Notebook-scoped R libraries
Notebook-scoped R libraries enable you to create and modify custom R environments that are specific to a notebook session. When you install an R notebook-scoped library, only the current notebook and any jobs associated with that notebook have access to that library. Other notebooks attached to the same cluster are not affected.
Notebook-scoped libraries do not persist across sessions. You must reinstall notebook-scoped libraries at the beginning of each session, or whenever the notebook is detached from a cluster.
Notebook-scoped libraries libraries are automatically available on workers for SparkR UDFs.
To install libraries for all notebooks attached to a cluster, use cluster-installed libraries. See Cluster libraries.
Install notebook-scoped libraries in R
You can use any familiar method of installing packages in R, such as install.packages(), the devtools APIs, or Bioconductor.
R packages are accessible to worker nodes as well as the driver node.
Manage notebook-scoped libraries in R
In this section:
Install a package
require(devtools)
install_version(
package = "caesar",
repos = "http://cran.us.r-project.org"
)
Databricks recommends using a CRAN snapshot as the repository to guarantee reproducible results.
devtools::install_github("klutometis/roxygen")
Remove an R package from a notebook environment
To remove a notebook-scoped library from a notebook, use the remove.packages()
command.
remove.packages("caesar")
Notebook-scoped R libraries with Spark UDFs
In this section:
- Notebook-scoped R libraries and SparkR
- Notebook-scoped R libraries and sparklyr
- Library isolation and hosted RStudio
Notebook-scoped R libraries and SparkR
Notebook-scoped libraries are available on SparkR workers; just import a library to use it. For example, you can run the following to generate a caesar-encrypted message with a SparkR UDF:
require(devtools)
install_version(
package = "caesar",
repos = "http://cran.us.r-project.org"
)
library(SparkR)
sparkR.session()
hello <- function(x) {
library(caesar)
caesar("hello world")
}
spark.lapply(c(1, 2), hello)
Notebook-scoped R libraries and sparklyr
By default, in sparklyr::spark_apply()
, the packages
argument is set to TRUE
. This copies libraries in the current libPaths
to the workers, allowing you to import and use them on workers. For example, you can run the following to generate a caesar-encrypted message with sparklyr::spark_apply()
:
require(devtools)
install_version(
package = "caesar",
repos = "http://cran.us.r-project.org"
)
library(sparklyr)
sc <- spark_connect(method = 'databricks')

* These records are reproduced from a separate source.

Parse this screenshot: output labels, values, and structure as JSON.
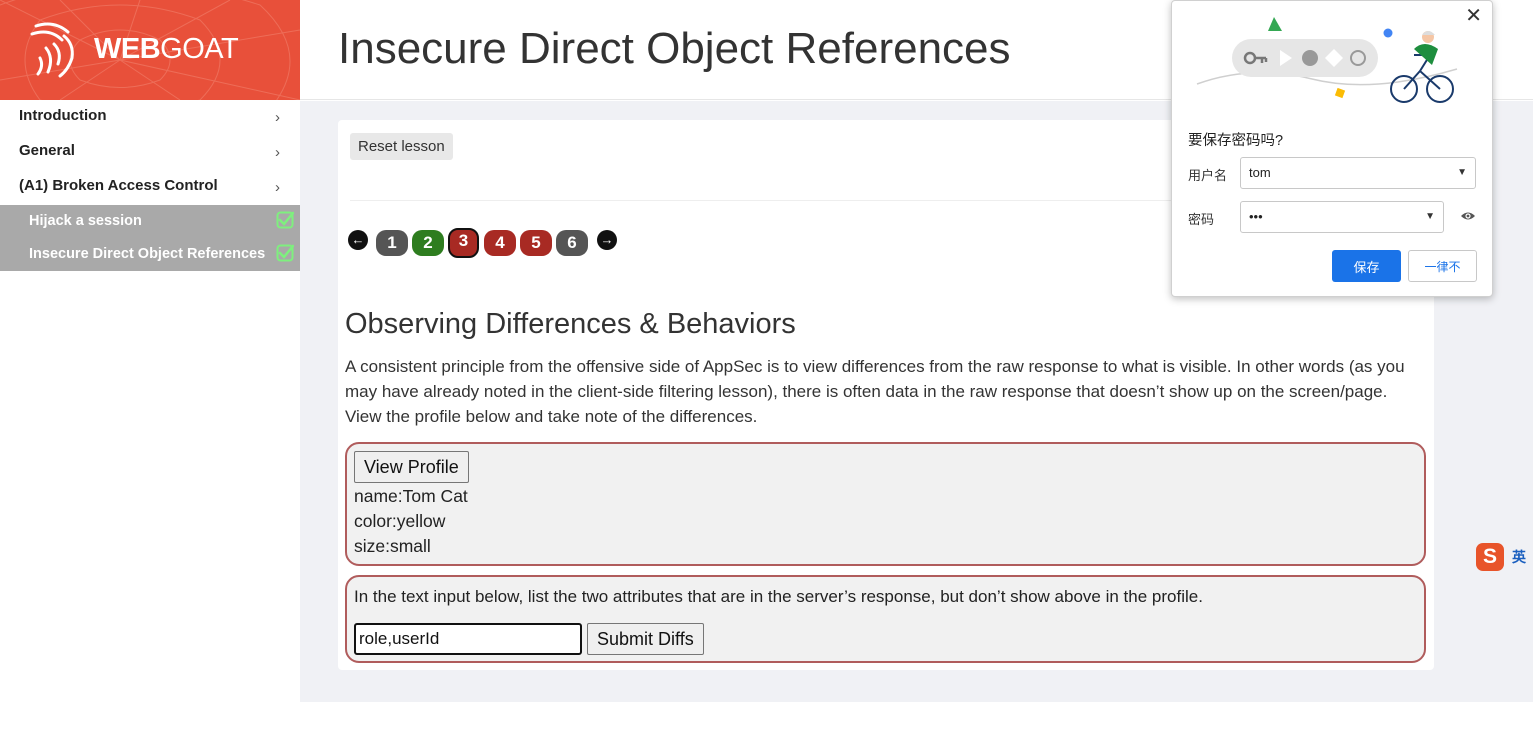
{
  "brand": {
    "logo_bold": "WEB",
    "logo_light": "GOAT"
  },
  "header": {
    "title": "Insecure Direct Object References"
  },
  "sidebar": {
    "categories": [
      {
        "label": "Introduction",
        "chevron": "›"
      },
      {
        "label": "General",
        "chevron": "›"
      },
      {
        "label": "(A1) Broken Access Control",
        "chevron": "›"
      }
    ],
    "subitems": [
      {
        "label": "Hijack a session",
        "completed": true
      },
      {
        "label": "Insecure Direct Object References",
        "completed": true
      }
    ]
  },
  "lesson": {
    "reset_label": "Reset lesson",
    "pages": [
      {
        "label": "1",
        "status": "gray"
      },
      {
        "label": "2",
        "status": "green"
      },
      {
        "label": "3",
        "status": "active"
      },
      {
        "label": "4",
        "status": "red"
      },
      {
        "label": "5",
        "status": "red"
      },
      {
        "label": "6",
        "status": "gray"
      }
    ],
    "prev_icon": "arrow-left-icon",
    "next_icon": "arrow-right-icon",
    "section_title": "Observing Differences & Behaviors",
    "paragraph": "A consistent principle from the offensive side of AppSec is to view differences from the raw response to what is visible. In other words (as you may have already noted in the client-side filtering lesson), there is often data in the raw response that doesn’t show up on the screen/page. View the profile below and take note of the differences.",
    "view_profile_label": "View Profile",
    "profile": {
      "name": "name:Tom Cat",
      "color": "color:yellow",
      "size": "size:small"
    },
    "diff_instruction": "In the text input below, list the two attributes that are in the server’s response, but don’t show above in the profile.",
    "diff_value": "role,userId",
    "submit_label": "Submit Diffs"
  },
  "password_popup": {
    "title": "要保存密码吗?",
    "username_label": "用户名",
    "username_value": "tom",
    "password_label": "密码",
    "password_value": "•••",
    "save_label": "保存",
    "never_label": "一律不",
    "close_glyph": "✕"
  },
  "ime": {
    "logo": "S",
    "mode": "英"
  },
  "colors": {
    "brand": "#e8503a",
    "page_green": "#2e7d1f",
    "page_red": "#a82a23",
    "page_gray": "#555555",
    "box_border": "#b05c5c",
    "primary_blue": "#1a73e8"
  }
}
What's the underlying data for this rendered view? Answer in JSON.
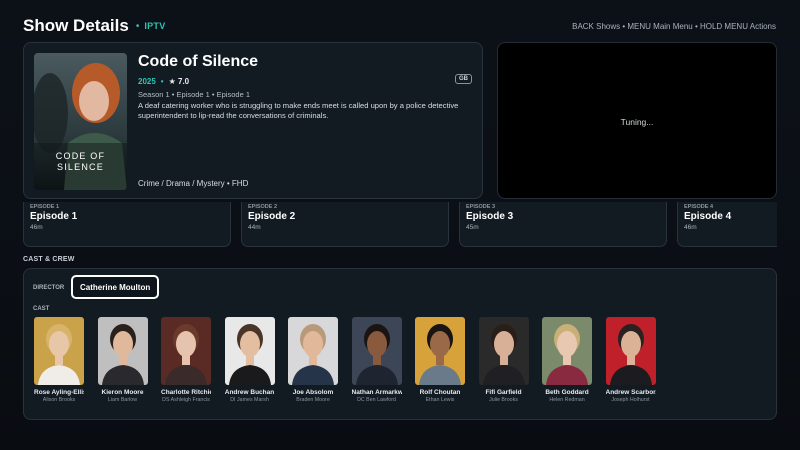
{
  "header": {
    "title": "Show Details",
    "source": "IPTV",
    "hints": "BACK Shows • MENU Main Menu • HOLD MENU Actions"
  },
  "show": {
    "title": "Code of Silence",
    "year": "2025",
    "rating": "★ 7.0",
    "badge": "GB",
    "episode_info": "Season 1 • Episode 1 • Episode 1",
    "synopsis": "A deaf catering worker who is struggling to make ends meet is called upon by a police detective superintendent to lip-read the conversations of criminals.",
    "genres": "Crime / Drama / Mystery  •  FHD",
    "poster_line1": "CODE OF",
    "poster_line2": "SILENCE"
  },
  "preview": {
    "status": "Tuning..."
  },
  "episodes": [
    {
      "label": "EPISODE 1",
      "title": "Episode 1",
      "duration": "46m"
    },
    {
      "label": "EPISODE 2",
      "title": "Episode 2",
      "duration": "44m"
    },
    {
      "label": "EPISODE 3",
      "title": "Episode 3",
      "duration": "45m"
    },
    {
      "label": "EPISODE 4",
      "title": "Episode 4",
      "duration": "46m"
    }
  ],
  "cast_crew": {
    "section_title": "CAST & CREW",
    "director_label": "DIRECTOR",
    "director": "Catherine Moulton",
    "cast_label": "CAST",
    "cast": [
      {
        "actor": "Rose Ayling-Ellis",
        "role": "Alison Brooks",
        "bg": "#c9a24a",
        "hair": "#d8b46a",
        "skin": "#e8c6a8",
        "shirt": "#f0ede8"
      },
      {
        "actor": "Kieron Moore",
        "role": "Liam Barlow",
        "bg": "#bfbfbf",
        "hair": "#2a211c",
        "skin": "#e0b99c",
        "shirt": "#2a2a2e"
      },
      {
        "actor": "Charlotte Ritchie",
        "role": "DS Ashleigh Francis",
        "bg": "#5a2a25",
        "hair": "#6a3a2a",
        "skin": "#e6c3ac",
        "shirt": "#3b2a2a"
      },
      {
        "actor": "Andrew Buchan",
        "role": "DI James Marsh",
        "bg": "#e8e8e8",
        "hair": "#4a3528",
        "skin": "#e3bea0",
        "shirt": "#1a1a1c"
      },
      {
        "actor": "Joe Absolom",
        "role": "Braden Moore",
        "bg": "#d8d8da",
        "hair": "#b89a7a",
        "skin": "#e2b89a",
        "shirt": "#26344a"
      },
      {
        "actor": "Nathan Armarkw...",
        "role": "DC Ben Lawford",
        "bg": "#3c4656",
        "hair": "#1a1412",
        "skin": "#8a5a3e",
        "shirt": "#1e2430"
      },
      {
        "actor": "Rolf Choutan",
        "role": "Ethan Lewis",
        "bg": "#d8a23a",
        "hair": "#1a1412",
        "skin": "#9a6a48",
        "shirt": "#6a7a8a"
      },
      {
        "actor": "Fifi Garfield",
        "role": "Julie Brooks",
        "bg": "#2a2a2a",
        "hair": "#2a1e18",
        "skin": "#d8b098",
        "shirt": "#202024"
      },
      {
        "actor": "Beth Goddard",
        "role": "Helen Redman",
        "bg": "#7a8a6a",
        "hair": "#c8b078",
        "skin": "#e8c8b0",
        "shirt": "#8a2a40"
      },
      {
        "actor": "Andrew Scarbor...",
        "role": "Joseph Holhurst",
        "bg": "#c0202a",
        "hair": "#2a2220",
        "skin": "#dcb296",
        "shirt": "#1c1c20"
      }
    ]
  }
}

apply_caes <- function(x) {
library(caesar)
caesar("hello world")
}
sdf_len(sc, 5) %>%
spark_apply(apply_caes)
If you do not want libraries to be available on workers, set packages
to FALSE
.
Library isolation and hosted RStudio
RStudio creates a separate library path for each user; therefore users are isolated from each other. However, the library path is not available on workers. If you want to use a package inside SparkR workers in a job launched from RStudio, you need to install it using cluster libraries.
Alternatively, if you use sparklyr UDFs, packages installed inside RStudio are available to workers when using spark_apply(..., packages = TRUE)
.
Frequently asked questions (FAQ)
How do I install a package on just the driver for all R notebooks?
Explicitly set the installation directory to /databricks/spark/R/lib
. For example, with install.packages()
, run install.packages("pckg", lib="/databricks/spark/R/lib")
.
Packages installed in /databricks/spark/R/lib
are shared across all notebooks on the cluster, but they are not accessible to SparkR workers. To share libraries across notebooks and also workers, use cluster libraries.
Are notebook-scoped libraries cached?
There is no caching implemented for notebook-scoped libraries on a cluster. If you install a package in a notebook, and another user installs the same package in another notebook on the same cluster, the package is downloaded, compiled, and installed again.